Trade-off either way: this gives you naming flexibility and per-table
scoping filters without writing code, but the underlying tables must
still follow the silver-layer relationships (EAV tag tables,
per-(container_id, channel_id) channels rows, etc.) and the internal
key names (container_id, channel_id) themselves are fixed
constants. For different relationships or composite keys, see custom
solvers below.
Custom solvers
For physical layouts that do not match the silver-layer relationships at
all — no EAV tag tables, alias lookup tables instead of channel_tags,
computed-column joins, JSON-encoded values, multi-column composite keys
that need pre-processing, etc. — you can implement a custom solver by
subclassing
QuerySolver
(or one of the existing solvers) and registering it in your report config.
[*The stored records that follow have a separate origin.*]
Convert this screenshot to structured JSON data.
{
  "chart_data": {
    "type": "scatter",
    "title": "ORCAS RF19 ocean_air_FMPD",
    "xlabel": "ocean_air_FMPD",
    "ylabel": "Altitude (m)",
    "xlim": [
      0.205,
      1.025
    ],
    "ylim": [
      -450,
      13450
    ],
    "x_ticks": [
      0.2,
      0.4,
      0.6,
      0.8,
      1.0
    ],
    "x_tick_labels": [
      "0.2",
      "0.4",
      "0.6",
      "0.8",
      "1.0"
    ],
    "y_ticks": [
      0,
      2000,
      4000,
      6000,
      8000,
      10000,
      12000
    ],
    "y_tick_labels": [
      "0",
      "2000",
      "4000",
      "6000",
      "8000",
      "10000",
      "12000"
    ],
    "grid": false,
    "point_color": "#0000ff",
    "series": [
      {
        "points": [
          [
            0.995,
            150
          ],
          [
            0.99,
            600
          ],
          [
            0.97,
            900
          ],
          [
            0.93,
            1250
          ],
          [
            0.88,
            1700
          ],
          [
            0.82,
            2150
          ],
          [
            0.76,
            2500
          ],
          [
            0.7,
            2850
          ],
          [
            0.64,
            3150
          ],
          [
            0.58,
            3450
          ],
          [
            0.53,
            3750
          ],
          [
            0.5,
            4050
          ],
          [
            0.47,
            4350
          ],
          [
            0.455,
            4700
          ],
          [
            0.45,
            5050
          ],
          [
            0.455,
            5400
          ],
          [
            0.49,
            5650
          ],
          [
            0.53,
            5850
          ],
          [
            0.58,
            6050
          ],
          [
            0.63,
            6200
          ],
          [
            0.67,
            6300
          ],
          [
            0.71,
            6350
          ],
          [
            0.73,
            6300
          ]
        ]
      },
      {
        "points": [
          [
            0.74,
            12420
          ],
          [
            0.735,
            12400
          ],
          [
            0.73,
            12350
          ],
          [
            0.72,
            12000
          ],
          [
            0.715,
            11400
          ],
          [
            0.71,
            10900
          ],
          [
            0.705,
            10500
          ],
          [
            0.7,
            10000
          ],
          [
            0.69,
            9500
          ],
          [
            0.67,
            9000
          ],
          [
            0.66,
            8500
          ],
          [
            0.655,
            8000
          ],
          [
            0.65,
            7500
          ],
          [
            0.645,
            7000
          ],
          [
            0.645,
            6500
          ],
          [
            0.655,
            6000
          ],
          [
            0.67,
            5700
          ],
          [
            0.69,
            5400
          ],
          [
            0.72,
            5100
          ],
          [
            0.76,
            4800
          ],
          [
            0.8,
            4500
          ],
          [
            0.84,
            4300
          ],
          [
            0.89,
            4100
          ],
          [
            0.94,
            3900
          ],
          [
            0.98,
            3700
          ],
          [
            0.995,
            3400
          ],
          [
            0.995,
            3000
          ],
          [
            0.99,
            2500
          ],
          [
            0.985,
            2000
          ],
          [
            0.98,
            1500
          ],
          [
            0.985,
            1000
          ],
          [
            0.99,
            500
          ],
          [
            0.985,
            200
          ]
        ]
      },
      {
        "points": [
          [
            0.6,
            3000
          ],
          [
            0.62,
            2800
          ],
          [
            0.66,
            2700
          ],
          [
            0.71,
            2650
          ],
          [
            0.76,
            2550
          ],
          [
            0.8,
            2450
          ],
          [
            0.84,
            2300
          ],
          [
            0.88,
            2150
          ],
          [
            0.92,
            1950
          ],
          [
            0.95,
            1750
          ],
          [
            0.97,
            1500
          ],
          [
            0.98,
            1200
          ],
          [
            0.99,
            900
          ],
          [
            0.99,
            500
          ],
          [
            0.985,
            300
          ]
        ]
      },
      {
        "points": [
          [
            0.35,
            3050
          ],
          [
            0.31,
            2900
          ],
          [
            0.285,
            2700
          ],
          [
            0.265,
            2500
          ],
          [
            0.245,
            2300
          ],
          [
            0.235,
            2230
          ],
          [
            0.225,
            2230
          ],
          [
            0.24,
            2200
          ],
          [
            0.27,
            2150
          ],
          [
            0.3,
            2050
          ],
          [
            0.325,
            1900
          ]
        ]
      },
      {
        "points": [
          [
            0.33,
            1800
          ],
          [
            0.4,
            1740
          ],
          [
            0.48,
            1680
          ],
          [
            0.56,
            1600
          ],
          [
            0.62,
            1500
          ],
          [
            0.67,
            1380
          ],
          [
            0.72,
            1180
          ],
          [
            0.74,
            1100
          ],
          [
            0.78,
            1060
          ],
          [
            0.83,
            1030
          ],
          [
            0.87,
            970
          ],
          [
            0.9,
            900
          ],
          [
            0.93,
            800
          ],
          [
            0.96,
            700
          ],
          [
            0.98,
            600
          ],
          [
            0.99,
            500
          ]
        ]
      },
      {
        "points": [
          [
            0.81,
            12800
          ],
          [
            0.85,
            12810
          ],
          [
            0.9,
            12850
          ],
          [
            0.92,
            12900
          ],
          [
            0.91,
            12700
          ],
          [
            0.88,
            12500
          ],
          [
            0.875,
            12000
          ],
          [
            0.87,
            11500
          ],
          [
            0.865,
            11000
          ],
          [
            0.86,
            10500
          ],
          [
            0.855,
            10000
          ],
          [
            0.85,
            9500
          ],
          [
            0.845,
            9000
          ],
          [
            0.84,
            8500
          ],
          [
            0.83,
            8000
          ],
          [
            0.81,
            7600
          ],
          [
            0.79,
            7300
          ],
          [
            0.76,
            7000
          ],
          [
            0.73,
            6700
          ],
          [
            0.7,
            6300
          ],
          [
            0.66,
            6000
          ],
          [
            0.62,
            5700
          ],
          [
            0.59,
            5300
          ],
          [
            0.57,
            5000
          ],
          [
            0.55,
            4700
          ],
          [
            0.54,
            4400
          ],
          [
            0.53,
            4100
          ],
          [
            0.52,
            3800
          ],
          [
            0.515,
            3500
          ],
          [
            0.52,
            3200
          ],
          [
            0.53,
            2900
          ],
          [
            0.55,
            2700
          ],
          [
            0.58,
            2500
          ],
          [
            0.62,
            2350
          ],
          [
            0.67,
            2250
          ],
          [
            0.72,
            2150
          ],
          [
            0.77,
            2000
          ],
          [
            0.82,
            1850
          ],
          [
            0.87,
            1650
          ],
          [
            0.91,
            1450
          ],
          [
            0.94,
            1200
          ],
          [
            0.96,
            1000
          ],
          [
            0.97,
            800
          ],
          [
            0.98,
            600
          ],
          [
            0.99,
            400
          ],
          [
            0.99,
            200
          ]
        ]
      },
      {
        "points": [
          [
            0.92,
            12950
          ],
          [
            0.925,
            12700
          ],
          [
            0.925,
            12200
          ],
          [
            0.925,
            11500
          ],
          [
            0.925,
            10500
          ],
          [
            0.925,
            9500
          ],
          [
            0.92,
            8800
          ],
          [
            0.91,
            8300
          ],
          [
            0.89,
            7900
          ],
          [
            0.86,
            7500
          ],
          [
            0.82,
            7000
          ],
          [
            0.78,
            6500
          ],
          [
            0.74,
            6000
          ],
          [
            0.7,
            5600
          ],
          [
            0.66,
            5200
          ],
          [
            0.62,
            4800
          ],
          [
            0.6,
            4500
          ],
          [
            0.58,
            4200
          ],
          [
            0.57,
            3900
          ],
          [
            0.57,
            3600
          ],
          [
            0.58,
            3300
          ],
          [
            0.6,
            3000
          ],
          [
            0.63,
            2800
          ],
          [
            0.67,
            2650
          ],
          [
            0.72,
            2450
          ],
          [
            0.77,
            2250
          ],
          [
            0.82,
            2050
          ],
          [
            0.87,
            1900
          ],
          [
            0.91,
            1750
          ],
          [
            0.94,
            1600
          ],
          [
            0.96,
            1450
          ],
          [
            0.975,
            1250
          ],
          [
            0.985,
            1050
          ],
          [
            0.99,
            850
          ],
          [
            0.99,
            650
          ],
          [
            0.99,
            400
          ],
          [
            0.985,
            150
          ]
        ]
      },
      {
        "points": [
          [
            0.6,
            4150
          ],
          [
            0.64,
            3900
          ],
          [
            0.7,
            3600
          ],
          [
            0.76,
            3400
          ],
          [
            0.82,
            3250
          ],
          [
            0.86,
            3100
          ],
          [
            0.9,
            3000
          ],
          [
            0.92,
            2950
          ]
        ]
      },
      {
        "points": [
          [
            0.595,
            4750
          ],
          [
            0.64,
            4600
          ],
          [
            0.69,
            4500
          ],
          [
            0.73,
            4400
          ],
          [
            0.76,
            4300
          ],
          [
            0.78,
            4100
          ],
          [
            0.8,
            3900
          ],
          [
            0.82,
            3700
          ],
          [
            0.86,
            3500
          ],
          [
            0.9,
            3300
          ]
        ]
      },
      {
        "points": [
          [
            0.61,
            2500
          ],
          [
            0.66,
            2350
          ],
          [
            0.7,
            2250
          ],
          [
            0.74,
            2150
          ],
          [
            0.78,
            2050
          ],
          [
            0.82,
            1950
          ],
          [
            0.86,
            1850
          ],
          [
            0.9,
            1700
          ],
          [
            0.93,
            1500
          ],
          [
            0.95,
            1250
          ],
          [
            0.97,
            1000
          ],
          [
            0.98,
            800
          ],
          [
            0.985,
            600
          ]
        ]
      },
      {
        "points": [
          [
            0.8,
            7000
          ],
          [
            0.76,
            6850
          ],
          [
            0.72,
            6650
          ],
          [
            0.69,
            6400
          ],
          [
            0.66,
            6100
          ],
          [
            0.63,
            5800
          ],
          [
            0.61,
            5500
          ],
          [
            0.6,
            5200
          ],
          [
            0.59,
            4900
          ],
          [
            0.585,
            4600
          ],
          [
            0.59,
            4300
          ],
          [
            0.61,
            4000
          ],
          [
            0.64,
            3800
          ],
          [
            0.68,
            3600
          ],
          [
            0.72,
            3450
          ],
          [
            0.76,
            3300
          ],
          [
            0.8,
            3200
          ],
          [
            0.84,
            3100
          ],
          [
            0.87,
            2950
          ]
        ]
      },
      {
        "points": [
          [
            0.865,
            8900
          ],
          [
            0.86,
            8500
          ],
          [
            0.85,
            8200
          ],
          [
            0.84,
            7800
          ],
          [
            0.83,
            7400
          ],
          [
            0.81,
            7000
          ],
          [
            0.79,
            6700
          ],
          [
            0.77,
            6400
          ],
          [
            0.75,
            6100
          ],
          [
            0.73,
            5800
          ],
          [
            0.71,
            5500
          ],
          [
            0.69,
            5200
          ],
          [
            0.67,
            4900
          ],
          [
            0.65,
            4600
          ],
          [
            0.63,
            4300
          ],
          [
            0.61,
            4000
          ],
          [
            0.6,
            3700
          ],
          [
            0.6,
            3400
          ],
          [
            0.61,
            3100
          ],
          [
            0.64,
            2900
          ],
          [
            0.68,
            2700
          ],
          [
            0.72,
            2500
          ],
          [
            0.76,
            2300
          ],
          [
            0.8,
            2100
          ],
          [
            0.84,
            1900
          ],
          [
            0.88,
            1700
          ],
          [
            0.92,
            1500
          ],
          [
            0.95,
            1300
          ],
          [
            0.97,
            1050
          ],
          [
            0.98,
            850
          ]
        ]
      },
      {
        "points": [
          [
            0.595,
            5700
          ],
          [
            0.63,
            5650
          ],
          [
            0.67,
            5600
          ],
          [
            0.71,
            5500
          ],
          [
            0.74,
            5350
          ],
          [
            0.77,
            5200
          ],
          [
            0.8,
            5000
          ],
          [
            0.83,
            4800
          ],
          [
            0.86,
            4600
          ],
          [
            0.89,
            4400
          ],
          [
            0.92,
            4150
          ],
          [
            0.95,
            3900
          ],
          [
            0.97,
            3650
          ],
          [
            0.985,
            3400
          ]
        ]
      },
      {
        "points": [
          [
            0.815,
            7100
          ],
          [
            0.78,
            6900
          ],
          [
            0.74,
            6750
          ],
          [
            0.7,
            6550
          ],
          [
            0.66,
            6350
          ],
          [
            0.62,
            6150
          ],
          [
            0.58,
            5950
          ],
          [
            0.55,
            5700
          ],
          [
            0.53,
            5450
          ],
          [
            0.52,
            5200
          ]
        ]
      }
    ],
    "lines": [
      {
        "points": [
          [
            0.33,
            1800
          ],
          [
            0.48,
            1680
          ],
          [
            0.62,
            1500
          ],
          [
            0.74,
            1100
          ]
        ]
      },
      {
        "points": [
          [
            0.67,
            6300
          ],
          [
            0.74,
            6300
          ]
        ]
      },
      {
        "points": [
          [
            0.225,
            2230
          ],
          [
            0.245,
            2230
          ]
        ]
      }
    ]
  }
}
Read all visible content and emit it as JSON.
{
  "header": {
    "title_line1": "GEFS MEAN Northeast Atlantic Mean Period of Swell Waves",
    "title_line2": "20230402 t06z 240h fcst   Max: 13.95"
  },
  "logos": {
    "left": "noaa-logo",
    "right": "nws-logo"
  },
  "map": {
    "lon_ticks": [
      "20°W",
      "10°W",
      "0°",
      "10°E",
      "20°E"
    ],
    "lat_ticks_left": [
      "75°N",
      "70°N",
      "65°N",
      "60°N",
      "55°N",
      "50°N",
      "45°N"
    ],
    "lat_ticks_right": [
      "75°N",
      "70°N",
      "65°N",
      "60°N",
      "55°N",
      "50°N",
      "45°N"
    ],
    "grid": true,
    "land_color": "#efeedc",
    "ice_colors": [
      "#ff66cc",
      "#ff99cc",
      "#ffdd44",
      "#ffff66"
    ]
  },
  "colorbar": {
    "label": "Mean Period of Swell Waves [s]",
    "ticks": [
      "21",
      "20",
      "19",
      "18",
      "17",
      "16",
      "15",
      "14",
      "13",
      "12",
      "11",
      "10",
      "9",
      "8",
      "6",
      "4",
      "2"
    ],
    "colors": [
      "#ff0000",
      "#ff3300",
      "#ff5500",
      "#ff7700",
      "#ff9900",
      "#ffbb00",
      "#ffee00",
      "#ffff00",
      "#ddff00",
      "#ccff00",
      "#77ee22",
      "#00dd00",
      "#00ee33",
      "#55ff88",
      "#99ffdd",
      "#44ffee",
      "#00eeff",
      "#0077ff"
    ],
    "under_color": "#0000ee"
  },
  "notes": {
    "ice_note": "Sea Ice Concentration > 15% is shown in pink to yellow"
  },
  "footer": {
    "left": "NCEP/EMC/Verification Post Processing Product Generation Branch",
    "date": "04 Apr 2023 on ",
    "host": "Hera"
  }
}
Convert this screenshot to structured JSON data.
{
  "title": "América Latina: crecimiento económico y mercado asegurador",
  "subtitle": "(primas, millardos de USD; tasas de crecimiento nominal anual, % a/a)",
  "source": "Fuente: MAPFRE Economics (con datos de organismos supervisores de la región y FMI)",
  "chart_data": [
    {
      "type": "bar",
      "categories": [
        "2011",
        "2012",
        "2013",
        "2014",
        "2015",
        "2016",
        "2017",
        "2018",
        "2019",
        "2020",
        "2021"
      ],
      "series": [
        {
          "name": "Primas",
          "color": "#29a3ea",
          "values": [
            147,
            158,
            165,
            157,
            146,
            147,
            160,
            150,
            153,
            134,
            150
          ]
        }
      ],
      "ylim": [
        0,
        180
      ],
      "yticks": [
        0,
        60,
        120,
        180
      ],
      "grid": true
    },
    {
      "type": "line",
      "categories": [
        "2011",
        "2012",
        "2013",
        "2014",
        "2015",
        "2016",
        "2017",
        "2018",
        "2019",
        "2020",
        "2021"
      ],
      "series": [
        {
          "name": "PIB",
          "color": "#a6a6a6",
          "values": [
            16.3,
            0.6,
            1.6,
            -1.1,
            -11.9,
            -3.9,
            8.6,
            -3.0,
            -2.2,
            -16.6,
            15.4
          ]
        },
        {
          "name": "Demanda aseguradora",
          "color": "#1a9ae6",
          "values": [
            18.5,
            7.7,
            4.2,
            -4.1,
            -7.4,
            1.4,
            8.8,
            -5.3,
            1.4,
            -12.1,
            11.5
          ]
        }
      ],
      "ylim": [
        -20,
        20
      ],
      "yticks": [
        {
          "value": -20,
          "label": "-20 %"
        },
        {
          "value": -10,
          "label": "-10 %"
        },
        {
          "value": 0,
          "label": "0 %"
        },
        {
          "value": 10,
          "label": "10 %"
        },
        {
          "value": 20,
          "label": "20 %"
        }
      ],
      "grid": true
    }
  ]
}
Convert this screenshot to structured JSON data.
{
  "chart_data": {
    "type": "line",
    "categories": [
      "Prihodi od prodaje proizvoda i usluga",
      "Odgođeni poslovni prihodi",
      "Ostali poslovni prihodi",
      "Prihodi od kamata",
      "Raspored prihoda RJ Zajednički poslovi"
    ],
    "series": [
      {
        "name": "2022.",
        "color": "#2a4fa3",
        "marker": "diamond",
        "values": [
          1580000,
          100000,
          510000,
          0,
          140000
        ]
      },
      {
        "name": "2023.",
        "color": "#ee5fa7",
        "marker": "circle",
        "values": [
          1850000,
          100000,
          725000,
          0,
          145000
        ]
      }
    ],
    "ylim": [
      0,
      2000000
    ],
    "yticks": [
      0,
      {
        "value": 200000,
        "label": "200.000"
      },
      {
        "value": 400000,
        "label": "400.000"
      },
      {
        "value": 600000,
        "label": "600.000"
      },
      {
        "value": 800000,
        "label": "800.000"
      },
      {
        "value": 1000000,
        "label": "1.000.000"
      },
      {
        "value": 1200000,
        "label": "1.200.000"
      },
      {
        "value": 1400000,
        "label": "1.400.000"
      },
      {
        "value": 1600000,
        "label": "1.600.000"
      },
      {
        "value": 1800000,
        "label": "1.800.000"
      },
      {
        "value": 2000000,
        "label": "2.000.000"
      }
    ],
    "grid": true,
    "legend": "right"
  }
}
This is significantly more invested than the SolverConfig path: you take
on responsibility for the four solver pipeline stages
(filter_container_tags, filter_container_metrics, filter_channel_tags,
filter_channel_metrics) and the solve method. Some advanced deployments
do this — e.g. when the customer's silver layer pre-dates Impulse and
synthesises Impulse-shaped views via SQL CTEs at query time. If you find
yourself heading down this path, it is usually worth first asking whether
a one-time ETL job to produce the standard silver-layer shape would be
cheaper.
The general rule: SolverConfig for naming differences, custom solver
for structural differences, ETL into the standard shape for everything
else.